Health professions programs expand to Traverse City

A classroom that is used for health professions programs at Grand Valley's Traverse City Regional Center.
A classroom that is used for health professions programs at Grand Valley's Traverse City Regional Center.

Grand Valley State University will expand its Master of Public Health and Bachelor of Allied Health Sciences programs to the university's regional center in Traverse City. 

Theresa Bacon-Baguley, associate dean for research in the College of Health Professions, said the decision to expand these two programs to Traverse City is based on the need for professionals to fill critical, health-related positions and for more educational health programs in northern Michigan. 

The Master's in Public Health (MPH) program will focus on health promotion, a branch of public health that promotes health through education, intervention and policy work. The program will address how to identify specific needs of a community, and create ways to elevate its health status and reduce disparities.

Heather Wallace, an assistant professor who is working on the Traverse City expansion, said the program is the first of its kind to be offered to people living and working in the Traverse City area. 

"Graduates will gain a toolbox of knowledge and skills, which are in high demand right now," Wallace said. "They will learn valuable skills like how to incorporate new wellness policies at a company and how to evaluate use of resources in a way that promotes efficiency and effectiveness.
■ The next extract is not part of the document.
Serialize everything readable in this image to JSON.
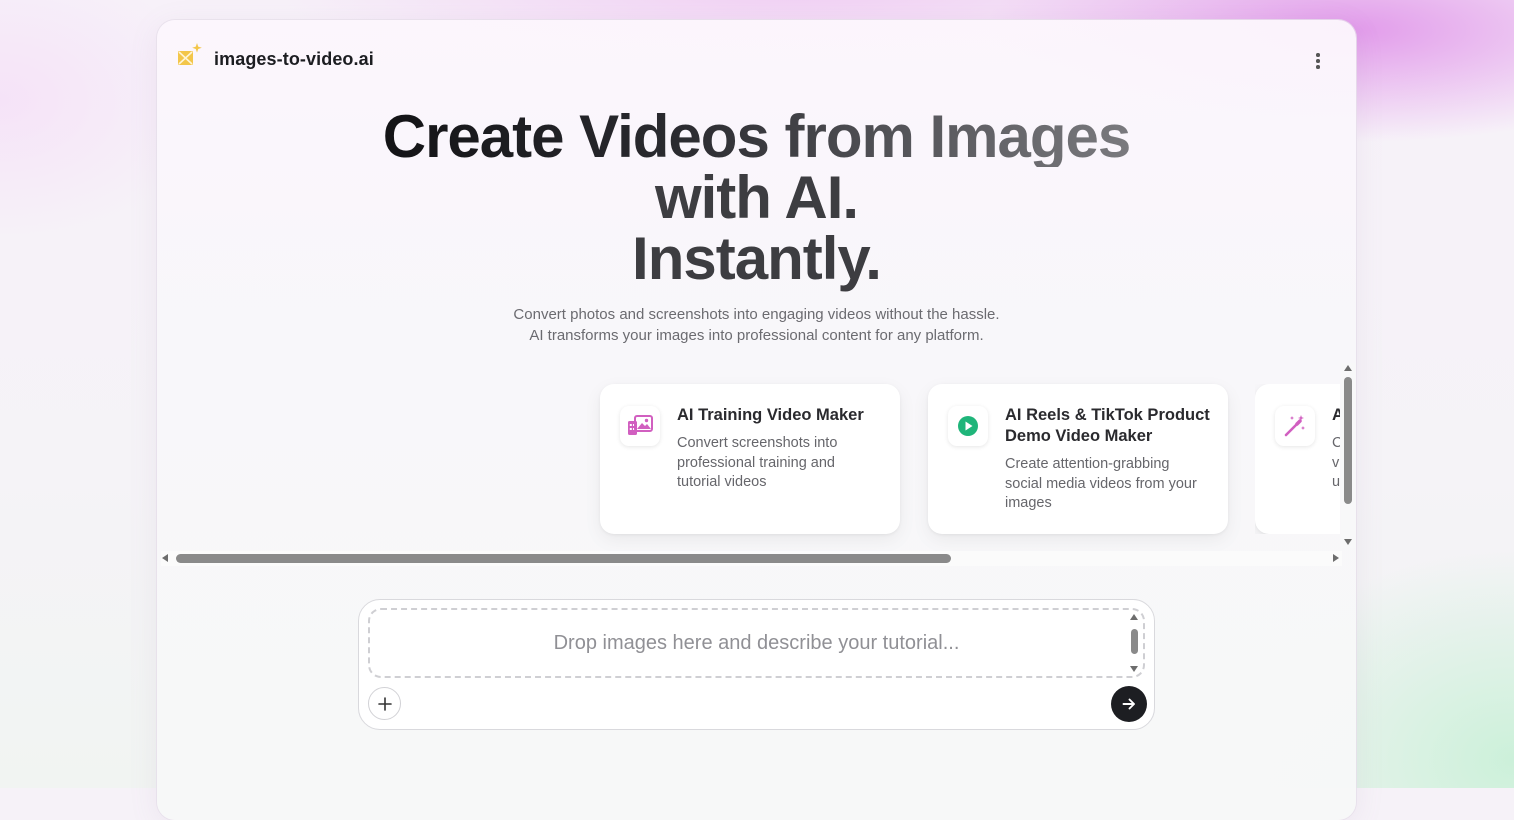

I see our graduates going on to work for many types of workplaces, including governmental agencies and private companies."

About 15 applicants will be admitted in the first cohort; applications are being accepted until May 1. Classes will begin in fall 2016. 

Enrollment for the allied health sciences program is now open and classes will also begin in fall 2016. 

Michael Wambach, assistant professor and chair of allied health sciences, said the program was designed to complement Grand Valley's Master of Physician Assistant Studies program that is also offered in Traverse City. 

"This will allow students interested in physician assistant studies to partake in both our undergraduate and graduate curriculum in a more seamless manner," said Wambach. 

Roy Olsson, dean of the College of Health Professions, said expansion of the programs is part of an ongoing effort to place more graduates in jobs in northern Michigan and the Upper Peninsula. The physician assistant studies program expanded to Traverse City in 2015; the first cohort began classes last fall.